Declarations "during the pendency of the criminal project" *209 (Code, § 38-306) have been held to relate to the crime charged. See Howard v. State, 109 Ga. 137, 140 (34 S.E. 330);Wall v. State, 153 Ga. 309, 316 (112 S.E. 142); Tanner v. State, 161 Ga. 193, 197 (130 S.E. 64); Lance v.State, 166 Ga. 19, 20 (142 S.E. 105). I am of the opinion that these decisions state a correct rule. While the majority opinion relies on that line of authorities (some of which are cited in the majority opinion) which extends the conspiracy so long as the crime is concealed, I am driven to the conclusion that the evidence in this case does not support the opinion, since it clearly appears from the evidence that Long made at least two statements in Georgia after his arrest, one in Macon and one in Waycross, that the statements so made are in every material respect the same, that Long revealed, while incarcerated at Macon, the location where (he said) Pressley had committed the crime charged. In view of the fact that Long led the officers to the location of a skeleton, and Pressley cursed him for "ratting" on him, I fail to see wherein the conclusion is authorized that there was a conspiracy to conceal the crime at the time Pressley charged Long with "ratting." If there had been a conspiracy to conceal the crime (which in my view is not shown by the record), it was terminated when Long took the officers to the spot where he said the crime was committed by Pressley, and where a skeleton was found.

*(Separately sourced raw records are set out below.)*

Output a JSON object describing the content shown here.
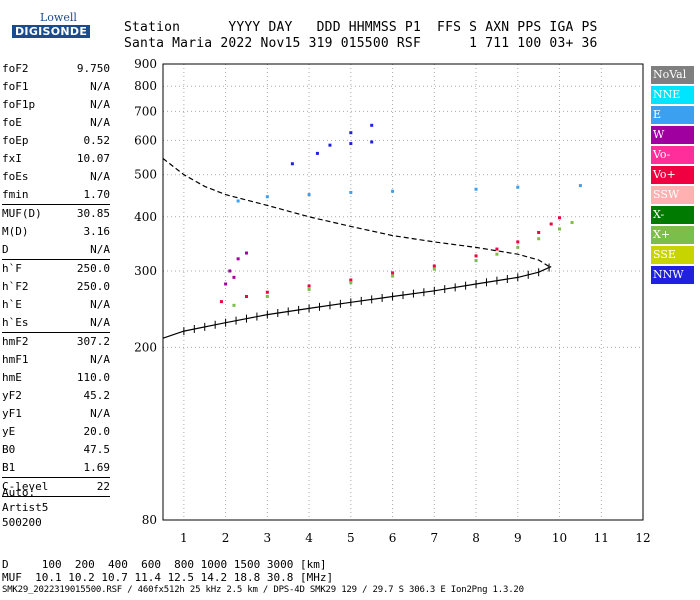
{
  "logo": {
    "text_top": "Lowell",
    "text_bottom": "DIGISONDE"
  },
  "header": {
    "line1": "Station      YYYY DAY   DDD HHMMSS P1  FFS S AXN PPS IGA PS",
    "line2": "Santa Maria 2022 Nov15 319 015500 RSF      1 711 100 03+ 36"
  },
  "params": [
    {
      "name": "foF2",
      "value": "9.750"
    },
    {
      "name": "foF1",
      "value": "N/A"
    },
    {
      "name": "foF1p",
      "value": "N/A"
    },
    {
      "name": "foE",
      "value": "N/A"
    },
    {
      "name": "foEp",
      "value": "0.52"
    },
    {
      "name": "fxI",
      "value": "10.07"
    },
    {
      "name": "foEs",
      "value": "N/A"
    },
    {
      "name": "fmin",
      "value": "1.70"
    },
    {
      "sep": true
    },
    {
      "name": "MUF(D)",
      "value": "30.85"
    },
    {
      "name": "M(D)",
      "value": "3.16"
    },
    {
      "name": "D",
      "value": "N/A"
    },
    {
      "sep": true
    },
    {
      "name": "h`F",
      "value": "250.0"
    },
    {
      "name": "h`F2",
      "value": "250.0"
    },
    {
      "name": "h`E",
      "value": "N/A"
    },
    {
      "name": "h`Es",
      "value": "N/A"
    },
    {
      "sep": true
    },
    {
      "name": "hmF2",
      "value": "307.2"
    },
    {
      "name": "hmF1",
      "value": "N/A"
    },
    {
      "name": "hmE",
      "value": "110.0"
    },
    {
      "name": "yF2",
      "value": "45.2"
    },
    {
      "name": "yF1",
      "value": "N/A"
    },
    {
      "name": "yE",
      "value": "20.0"
    },
    {
      "name": "B0",
      "value": "47.5"
    },
    {
      "name": "B1",
      "value": "1.69"
    },
    {
      "sep": true
    },
    {
      "name": "C-level",
      "value": "22"
    },
    {
      "sep": true
    }
  ],
  "auto_block": {
    "line1": "Auto:",
    "line2": "Artist5",
    "line3": "500200"
  },
  "legend": [
    {
      "label": "NoVal",
      "color": "#7f7f7f"
    },
    {
      "label": "NNE",
      "color": "#00e5ff"
    },
    {
      "label": "E",
      "color": "#3ca0f0"
    },
    {
      "label": "W",
      "color": "#a0009f"
    },
    {
      "label": "Vo-",
      "color": "#ff2e9a"
    },
    {
      "label": "Vo+",
      "color": "#f00040"
    },
    {
      "label": "SSW",
      "color": "#ffb0b0"
    },
    {
      "label": "X-",
      "color": "#007a00"
    },
    {
      "label": "X+",
      "color": "#7bbf4a"
    },
    {
      "label": "SSE",
      "color": "#c8d400"
    },
    {
      "label": "NNW",
      "color": "#2020e0"
    }
  ],
  "footer": {
    "line1": "D     100  200  400  600  800 1000 1500 3000 [km]",
    "line2": "MUF  10.1 10.2 10.7 11.4 12.5 14.2 18.8 30.8 [MHz]",
    "line3": "SMK29_2022319015500.RSF / 460fx512h 25 kHz 2.5 km / DPS-4D SMK29 129 / 29.7 S 306.3 E Ion2Png 1.3.20"
  },
  "chart_data": {
    "type": "scatter",
    "title": "",
    "xlabel": "",
    "ylabel": "",
    "xlim": [
      0.5,
      12
    ],
    "ylim": [
      80,
      900
    ],
    "y_scale": "log",
    "x_ticks": [
      1,
      2,
      3,
      4,
      5,
      6,
      7,
      8,
      9,
      10,
      11,
      12
    ],
    "y_ticks": [
      80,
      200,
      300,
      400,
      500,
      600,
      700,
      800,
      900
    ],
    "grid": "dotted",
    "legend_position": "right",
    "series": [
      {
        "name": "Vo+",
        "values": [
          [
            1.9,
            255
          ],
          [
            2.5,
            262
          ],
          [
            3.0,
            268
          ],
          [
            4.0,
            277
          ],
          [
            5.0,
            286
          ],
          [
            6.0,
            297
          ],
          [
            7.0,
            308
          ],
          [
            8.0,
            325
          ],
          [
            8.5,
            337
          ],
          [
            9.0,
            350
          ],
          [
            9.5,
            368
          ],
          [
            9.8,
            385
          ],
          [
            10.0,
            398
          ]
        ]
      },
      {
        "name": "X+",
        "values": [
          [
            2.2,
            250
          ],
          [
            3.0,
            262
          ],
          [
            4.0,
            272
          ],
          [
            5.0,
            282
          ],
          [
            6.0,
            292
          ],
          [
            7.0,
            303
          ],
          [
            8.0,
            317
          ],
          [
            8.5,
            328
          ],
          [
            9.0,
            340
          ],
          [
            9.5,
            356
          ],
          [
            10.0,
            375
          ],
          [
            10.3,
            388
          ]
        ]
      },
      {
        "name": "NNW",
        "values": [
          [
            4.5,
            585
          ],
          [
            5.0,
            625
          ],
          [
            5.5,
            650
          ],
          [
            3.6,
            530
          ],
          [
            4.2,
            560
          ],
          [
            5.0,
            590
          ],
          [
            5.5,
            595
          ]
        ]
      },
      {
        "name": "E",
        "values": [
          [
            2.3,
            435
          ],
          [
            3.0,
            445
          ],
          [
            4.0,
            450
          ],
          [
            5.0,
            455
          ],
          [
            6.0,
            458
          ],
          [
            8.0,
            463
          ],
          [
            9.0,
            468
          ],
          [
            10.5,
            472
          ]
        ]
      },
      {
        "name": "W",
        "values": [
          [
            2.0,
            280
          ],
          [
            2.1,
            300
          ],
          [
            2.3,
            320
          ],
          [
            2.5,
            330
          ],
          [
            2.2,
            290
          ]
        ]
      }
    ],
    "curves": [
      {
        "name": "virtual height profile",
        "style": "dashed",
        "values": [
          [
            0.5,
            545
          ],
          [
            1.0,
            500
          ],
          [
            1.5,
            470
          ],
          [
            2.0,
            450
          ],
          [
            3.0,
            425
          ],
          [
            4.0,
            400
          ],
          [
            5.0,
            380
          ],
          [
            6.0,
            362
          ],
          [
            7.0,
            350
          ],
          [
            8.0,
            340
          ],
          [
            9.0,
            328
          ],
          [
            9.5,
            318
          ],
          [
            9.8,
            305
          ]
        ]
      },
      {
        "name": "true height profile",
        "style": "ticks",
        "values": [
          [
            0.5,
            210
          ],
          [
            1.0,
            218
          ],
          [
            2.0,
            228
          ],
          [
            3.0,
            238
          ],
          [
            4.0,
            246
          ],
          [
            5.0,
            254
          ],
          [
            6.0,
            262
          ],
          [
            7.0,
            270
          ],
          [
            8.0,
            280
          ],
          [
            9.0,
            290
          ],
          [
            9.5,
            298
          ],
          [
            9.8,
            307
          ]
        ]
      }
    ]
  }
}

Whether or not the evidence complained of might have been admissible under some other rule of law, is not material to the issue here. The court's opinion is limited to the ruling that it was admissible under the rules applicable to a conspiracy. Firmly convinced, as I am, that the evidence was inadmissible under the Code, §§ 38-306, 38-414, I must dissent from the ruling made. As was said by Mr. Justice Jackson in his concurring opinion in Krulewitch v. United States, supra, "there is, of course, strong temptation to relax rigid standards when it seems the only way to sustain convictions of evildoers." The relaxation of rules of law and evidence in order that an accused may be required to account for brutal or heinous crimes may lead to chaos in the judiciary, and result, in "the most odious of all oppressions," those which "mask as justice."

The majority having ruled (in which ruling I concur) that the dental chart of the deceased could be established only by an *210 authenticated copy, the evidence of the Naval officers based on information contained in the chart was, therefore, improperly admitted. With this improper evidence excluded, the evidence is insufficient to establish the corpus delicti. It is true that a skeleton was found at the point indicated by the statements of Long as the place where a crime had been committed. There was no identification of the skeleton other than by the testimony of a brother of the alleged deceased that a belt buckle found at or near the skeleton was "similar to the one worn by my brother the last time I saw him." While such testimony might be a circumstance for consideration of the jury, it was insufficient to identify the skeleton found as that of the alleged deceased, and the corpus delicti was not established by evidence independent of the incriminating statements of the alleged coconspirator.